Personal information
- Nationality: British (English)
- Born: 5 March 1947 (age 79) Liverpool, Great Britain
- Height: 188 cm (6 ft 2 in)
- Weight: 105 kg (231 lb)

Sport
- Sport: Athletics
- Event: Hammer throw
- Club: Liverpool Harriers

Medal record
Athletics
Representing England
Commonwealth Games
| Bronze medal – third place | 1970 Edinburgh | hammer |

= Barry Williams (athlete) =

British athlete

Barry Williams (born 5 March 1947) is a British retired international athlete who competed at the 1972 Summer Olympics.

== Biography ==
Williams, a member of the Liverpool Harriers, represented England and won a bronze medal in the hammer throw, at the 1970 British Commonwealth Games in Edinburgh, Scotland.
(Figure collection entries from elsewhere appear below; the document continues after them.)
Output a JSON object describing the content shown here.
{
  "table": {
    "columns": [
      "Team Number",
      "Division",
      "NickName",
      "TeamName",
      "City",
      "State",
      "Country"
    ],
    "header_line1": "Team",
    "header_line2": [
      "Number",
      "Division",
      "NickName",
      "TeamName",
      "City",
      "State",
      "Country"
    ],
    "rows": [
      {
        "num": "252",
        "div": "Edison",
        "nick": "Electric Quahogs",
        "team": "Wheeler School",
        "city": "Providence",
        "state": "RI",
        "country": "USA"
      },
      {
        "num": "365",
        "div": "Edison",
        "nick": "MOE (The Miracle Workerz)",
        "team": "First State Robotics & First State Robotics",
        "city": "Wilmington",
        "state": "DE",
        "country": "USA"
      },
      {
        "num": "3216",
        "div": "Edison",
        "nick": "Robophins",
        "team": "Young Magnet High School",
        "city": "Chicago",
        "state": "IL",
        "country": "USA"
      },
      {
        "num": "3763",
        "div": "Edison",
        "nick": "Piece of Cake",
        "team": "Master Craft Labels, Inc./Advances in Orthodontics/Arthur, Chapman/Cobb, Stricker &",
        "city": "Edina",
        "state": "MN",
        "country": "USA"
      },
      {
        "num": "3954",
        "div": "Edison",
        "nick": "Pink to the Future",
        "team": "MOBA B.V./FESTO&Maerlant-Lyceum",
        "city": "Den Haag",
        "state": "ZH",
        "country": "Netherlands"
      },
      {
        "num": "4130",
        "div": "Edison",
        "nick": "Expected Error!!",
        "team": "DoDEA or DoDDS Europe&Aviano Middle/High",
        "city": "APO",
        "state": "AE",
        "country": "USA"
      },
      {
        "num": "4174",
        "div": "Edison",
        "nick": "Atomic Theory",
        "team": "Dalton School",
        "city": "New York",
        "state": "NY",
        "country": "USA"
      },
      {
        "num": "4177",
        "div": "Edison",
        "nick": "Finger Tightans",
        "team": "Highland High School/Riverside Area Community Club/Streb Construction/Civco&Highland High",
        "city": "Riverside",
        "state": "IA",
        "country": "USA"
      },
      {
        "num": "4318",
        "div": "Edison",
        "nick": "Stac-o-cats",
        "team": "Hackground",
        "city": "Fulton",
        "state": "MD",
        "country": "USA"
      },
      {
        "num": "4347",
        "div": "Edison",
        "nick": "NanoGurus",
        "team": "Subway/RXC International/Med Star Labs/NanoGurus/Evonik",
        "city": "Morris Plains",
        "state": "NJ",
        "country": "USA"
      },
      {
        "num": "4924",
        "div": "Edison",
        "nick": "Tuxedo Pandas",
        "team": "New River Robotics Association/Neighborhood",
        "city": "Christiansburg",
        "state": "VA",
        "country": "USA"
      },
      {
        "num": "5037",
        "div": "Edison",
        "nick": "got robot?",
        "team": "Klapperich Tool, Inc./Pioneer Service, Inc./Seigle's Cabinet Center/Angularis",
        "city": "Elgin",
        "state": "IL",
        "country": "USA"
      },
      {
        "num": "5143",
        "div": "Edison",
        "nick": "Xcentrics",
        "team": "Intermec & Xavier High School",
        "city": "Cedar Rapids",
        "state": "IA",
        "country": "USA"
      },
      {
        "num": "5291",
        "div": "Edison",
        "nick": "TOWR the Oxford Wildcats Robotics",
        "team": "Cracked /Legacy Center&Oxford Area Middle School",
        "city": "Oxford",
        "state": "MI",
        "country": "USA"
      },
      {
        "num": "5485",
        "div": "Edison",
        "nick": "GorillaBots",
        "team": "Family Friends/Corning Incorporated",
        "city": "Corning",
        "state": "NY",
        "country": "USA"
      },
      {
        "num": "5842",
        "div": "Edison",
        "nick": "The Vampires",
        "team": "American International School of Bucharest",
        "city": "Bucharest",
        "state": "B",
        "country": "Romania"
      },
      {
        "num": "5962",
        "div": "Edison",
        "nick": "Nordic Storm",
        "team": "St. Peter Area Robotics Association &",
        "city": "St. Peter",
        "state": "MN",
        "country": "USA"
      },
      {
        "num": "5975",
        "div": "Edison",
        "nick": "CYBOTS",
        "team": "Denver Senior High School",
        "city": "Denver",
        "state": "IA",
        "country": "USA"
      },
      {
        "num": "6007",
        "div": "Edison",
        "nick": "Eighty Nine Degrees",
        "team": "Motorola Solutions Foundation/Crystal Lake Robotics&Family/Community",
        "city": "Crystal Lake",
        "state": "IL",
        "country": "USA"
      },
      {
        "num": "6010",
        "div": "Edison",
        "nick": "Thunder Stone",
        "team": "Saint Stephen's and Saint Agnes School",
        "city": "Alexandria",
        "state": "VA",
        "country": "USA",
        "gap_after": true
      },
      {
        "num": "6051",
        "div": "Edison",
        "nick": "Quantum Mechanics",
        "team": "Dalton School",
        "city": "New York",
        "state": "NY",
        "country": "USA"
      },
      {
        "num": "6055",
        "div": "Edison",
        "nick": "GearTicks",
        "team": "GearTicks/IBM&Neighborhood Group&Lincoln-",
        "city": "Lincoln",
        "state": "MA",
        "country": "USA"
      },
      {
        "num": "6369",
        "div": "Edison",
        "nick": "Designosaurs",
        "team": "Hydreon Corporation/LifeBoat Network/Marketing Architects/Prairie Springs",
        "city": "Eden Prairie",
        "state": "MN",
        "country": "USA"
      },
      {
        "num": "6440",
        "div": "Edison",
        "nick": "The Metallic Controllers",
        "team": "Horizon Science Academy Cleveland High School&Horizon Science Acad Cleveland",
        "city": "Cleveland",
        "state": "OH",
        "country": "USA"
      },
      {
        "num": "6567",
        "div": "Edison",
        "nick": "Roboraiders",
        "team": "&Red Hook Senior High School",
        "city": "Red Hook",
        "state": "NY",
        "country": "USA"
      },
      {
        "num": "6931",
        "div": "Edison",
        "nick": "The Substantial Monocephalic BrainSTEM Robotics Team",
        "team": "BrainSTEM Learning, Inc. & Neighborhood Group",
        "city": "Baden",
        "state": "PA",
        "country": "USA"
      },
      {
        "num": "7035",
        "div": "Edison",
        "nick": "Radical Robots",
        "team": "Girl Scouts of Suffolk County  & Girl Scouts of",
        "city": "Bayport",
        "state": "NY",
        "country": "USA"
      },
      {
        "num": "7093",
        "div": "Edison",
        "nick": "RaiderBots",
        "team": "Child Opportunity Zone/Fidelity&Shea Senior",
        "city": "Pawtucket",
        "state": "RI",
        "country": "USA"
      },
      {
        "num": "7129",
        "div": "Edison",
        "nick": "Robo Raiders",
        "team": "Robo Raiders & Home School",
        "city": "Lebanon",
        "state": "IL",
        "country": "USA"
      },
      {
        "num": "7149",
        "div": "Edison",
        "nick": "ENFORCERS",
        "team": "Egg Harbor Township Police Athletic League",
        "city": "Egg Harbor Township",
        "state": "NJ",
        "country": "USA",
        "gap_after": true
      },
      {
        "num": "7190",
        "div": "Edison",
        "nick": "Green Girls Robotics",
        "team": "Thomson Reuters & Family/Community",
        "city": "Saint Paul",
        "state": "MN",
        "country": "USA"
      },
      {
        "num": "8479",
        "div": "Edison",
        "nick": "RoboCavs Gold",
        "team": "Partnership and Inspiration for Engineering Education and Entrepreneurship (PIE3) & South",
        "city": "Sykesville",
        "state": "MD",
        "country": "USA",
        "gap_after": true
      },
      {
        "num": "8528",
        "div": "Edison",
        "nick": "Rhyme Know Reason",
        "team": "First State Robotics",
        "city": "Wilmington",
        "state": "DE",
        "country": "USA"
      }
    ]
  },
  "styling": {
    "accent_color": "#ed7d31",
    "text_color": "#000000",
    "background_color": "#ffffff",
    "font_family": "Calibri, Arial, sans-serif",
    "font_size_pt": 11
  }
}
Williams finished second behind Howard Payne in the hammer throw event at the 1971 AAA Championships but the following year became the British hammer throw champion after winning the British AAA Championships title at the 1972 AAA Championships. Shortly afterwards Williams represented Great Britain at the 1972 Olympics Games in Munich, where he participated in the men's hammer throw.

Williams was on the podium twice more at the AAAs in 1973 and 1974 and sandwiched in between he competed in the hammer throw again at the 1974 British Commonwealth Games in Christchurch, New Zealand.